I actually tried this experiment once. From my reference frame the wall appeared to move. It also appeared to have a significant "impact" on the appearance of my car.

5. Mar 29, 2004

### turin

In the rest frame of the wall, after impact, the car loses 10 kJ of (kinetic) energy. Does the wall gain 10 kJ of energy from the car?

In the rest frame of the car, the wall is moving. After impact, in the same frame, the car is moving with (almost) KE = 10 kJ. Does the wall lose energy, transferring 10 kJ to the car?

This issue is probably best understood by assuming a wall that is a gazillion times more massive than the car, but can still be affected by work and impulse.

Last edited: Mar 29, 2004
6. Mar 30, 2004

### Staff: Mentor

I would say that the 10 kJ goes to deformation of the car and increase of thermal energy in car and wall. Not into increase of KE of wall.
Yes, energy is frame dependent. The (massive) wall loses energy--I would say 20 kJ: 10 kJ goes into deformation/thermal energy and 10 kJ goes into the KE of the car.
Right.

7. Mar 30, 2004

### Aeonic333

work

Work is equal to (F)(d), so since the wall does not move the car does no work on the wall. If you consider Newton's Third Law (every action has an equal and opposite reaction) then the wall exerts a force back on the car. Depending on whether this is an elastic (like a ball bouncing off rubber) or inelastic (like throwing a piece of gum at a wall) the wall will transfer that energy back to the truck in a different way. Keep in mind though, that not all of the original 10,000 J has to be transfered back to the truck; some of this energy could be spent elsewhere, such as heating up the wall.

8. Mar 31, 2004

### Michael D. Sewell

The collision was more inelastic.

I didn't check the wall to see how hot it was. lol.
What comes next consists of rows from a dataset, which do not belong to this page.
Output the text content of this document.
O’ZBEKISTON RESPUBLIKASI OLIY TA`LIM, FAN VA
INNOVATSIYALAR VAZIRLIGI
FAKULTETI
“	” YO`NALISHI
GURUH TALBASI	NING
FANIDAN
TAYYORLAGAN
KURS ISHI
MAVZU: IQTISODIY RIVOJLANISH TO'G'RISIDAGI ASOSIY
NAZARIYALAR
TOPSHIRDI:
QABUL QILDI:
My local body shop did a lot of "work" on the car.
-Mike

9. Mar 31, 2004

### Staff: Mentor

In my comments I assume that when the car slams into the wall we have pretty close to a perfectly inelastic collision.

10. Mar 31, 2004

### Michael D. Sewell

Doc Al,
Don't try this at home! Your assumption is correct. I wasn't disagreeing with you at all, I was just having some fun at my own expense. Many students have trouble with the concept of work. Your explanation is a good one.